BINNS, VIVIENNE (1940-)
"Untitled" (1996)
mixed media acrylic
32 x 40cm
details on verso
*exhibited Watters Gallery, 1996
*private collection, Sydney
Binns OAM is a pioneering Australian feminist artist. She attended East Sydney Technical College between 1958-1962 where her teachers included Dorothy Thornhill, John Olsen, Godfrey Miller and John Passmore. In 1962 Binns encountered the work of Mike Brown & the Imitation Realists at Rudy Komon Gallery. Thereafter she and Brown developed a close relationship through their shared interest in art produced outside of established schools and systems. Binns’ first exhibition, held on Gadigal land/Sydney at Watters Gallery in 1967, was widely criticised for its provocative and sexually explicit imagery.

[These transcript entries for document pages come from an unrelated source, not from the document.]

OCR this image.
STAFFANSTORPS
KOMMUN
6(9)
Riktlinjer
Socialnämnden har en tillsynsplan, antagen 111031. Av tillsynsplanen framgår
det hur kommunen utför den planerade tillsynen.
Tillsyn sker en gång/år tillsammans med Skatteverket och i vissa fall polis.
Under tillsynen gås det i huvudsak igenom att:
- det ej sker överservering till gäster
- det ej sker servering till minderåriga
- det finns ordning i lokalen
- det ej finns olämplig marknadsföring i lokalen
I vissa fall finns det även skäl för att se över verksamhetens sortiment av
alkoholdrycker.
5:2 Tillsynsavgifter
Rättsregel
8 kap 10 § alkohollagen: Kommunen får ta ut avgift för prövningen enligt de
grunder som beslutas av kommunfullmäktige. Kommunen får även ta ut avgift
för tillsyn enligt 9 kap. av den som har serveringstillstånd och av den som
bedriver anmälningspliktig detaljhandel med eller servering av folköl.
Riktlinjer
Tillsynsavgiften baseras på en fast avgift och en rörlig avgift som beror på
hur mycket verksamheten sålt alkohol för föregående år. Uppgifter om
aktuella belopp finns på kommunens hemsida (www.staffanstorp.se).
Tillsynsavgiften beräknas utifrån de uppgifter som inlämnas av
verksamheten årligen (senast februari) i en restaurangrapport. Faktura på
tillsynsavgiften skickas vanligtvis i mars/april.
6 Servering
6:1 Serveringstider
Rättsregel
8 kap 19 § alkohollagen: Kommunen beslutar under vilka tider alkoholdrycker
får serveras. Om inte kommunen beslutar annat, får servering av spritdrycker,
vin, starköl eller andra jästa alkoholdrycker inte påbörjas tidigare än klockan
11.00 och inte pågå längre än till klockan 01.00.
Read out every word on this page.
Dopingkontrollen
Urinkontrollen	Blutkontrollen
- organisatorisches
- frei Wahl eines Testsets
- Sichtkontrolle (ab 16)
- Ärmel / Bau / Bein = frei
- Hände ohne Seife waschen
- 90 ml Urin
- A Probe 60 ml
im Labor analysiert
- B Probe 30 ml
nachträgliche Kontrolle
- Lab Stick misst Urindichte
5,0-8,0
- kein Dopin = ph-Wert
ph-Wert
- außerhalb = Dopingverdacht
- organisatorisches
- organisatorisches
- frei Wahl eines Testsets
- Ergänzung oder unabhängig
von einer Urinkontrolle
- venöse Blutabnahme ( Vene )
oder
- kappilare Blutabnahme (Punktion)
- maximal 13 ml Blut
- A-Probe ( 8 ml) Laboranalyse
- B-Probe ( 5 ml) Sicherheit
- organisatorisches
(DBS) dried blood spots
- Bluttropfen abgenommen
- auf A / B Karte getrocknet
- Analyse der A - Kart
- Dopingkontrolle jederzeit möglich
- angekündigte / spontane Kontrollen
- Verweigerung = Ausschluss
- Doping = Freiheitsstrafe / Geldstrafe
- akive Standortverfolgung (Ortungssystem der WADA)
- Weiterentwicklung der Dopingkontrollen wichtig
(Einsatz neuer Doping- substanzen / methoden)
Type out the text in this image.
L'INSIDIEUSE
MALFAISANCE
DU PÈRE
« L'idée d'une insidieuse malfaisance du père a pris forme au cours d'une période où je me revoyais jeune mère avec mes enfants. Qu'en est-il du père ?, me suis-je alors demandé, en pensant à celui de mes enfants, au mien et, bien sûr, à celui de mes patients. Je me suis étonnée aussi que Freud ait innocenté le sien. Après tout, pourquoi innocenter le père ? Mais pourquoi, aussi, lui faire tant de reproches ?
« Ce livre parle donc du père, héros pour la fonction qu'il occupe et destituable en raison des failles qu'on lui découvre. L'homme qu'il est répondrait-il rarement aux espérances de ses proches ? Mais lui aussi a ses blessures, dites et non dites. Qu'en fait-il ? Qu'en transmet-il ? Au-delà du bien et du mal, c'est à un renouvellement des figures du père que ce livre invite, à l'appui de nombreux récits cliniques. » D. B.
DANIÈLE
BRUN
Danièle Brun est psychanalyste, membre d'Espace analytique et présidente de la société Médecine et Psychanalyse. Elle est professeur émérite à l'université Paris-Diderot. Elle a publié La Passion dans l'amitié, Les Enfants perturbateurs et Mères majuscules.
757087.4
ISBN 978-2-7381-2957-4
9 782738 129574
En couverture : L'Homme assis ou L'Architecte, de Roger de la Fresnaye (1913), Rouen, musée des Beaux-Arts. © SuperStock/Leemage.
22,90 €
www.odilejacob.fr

Even the artist Grace Cowley wrote a letter of complaint to the gallery. Among the works exhibited were Suggon, Vag dens and Phallic monument, all of which were later acquired for the NGA collection between 1977 and 1993. Her career is characterised by a succession of firsts, including the founding of the Sydney chapter of the Women’s Art Movement in 1974, & her participation in An exhibition of homosexual and lesbian artists at Watters Gallery in 1978, the earliest undertaking of its kind in Australia. She has worked as an educator, teaching painting, drawing and art theory at Sydney University, Charles Sturt University (Albury), & The Australian National University. In 1983 Binns was awarded the Order of Australia Medal for Services to Art and Craft. In 1985 she was given the Ros Bower Memorial Award for visionary contribution to community arts. Her work is represented in all major galleries and institutions in Australia, and remains one of our most revered living artists.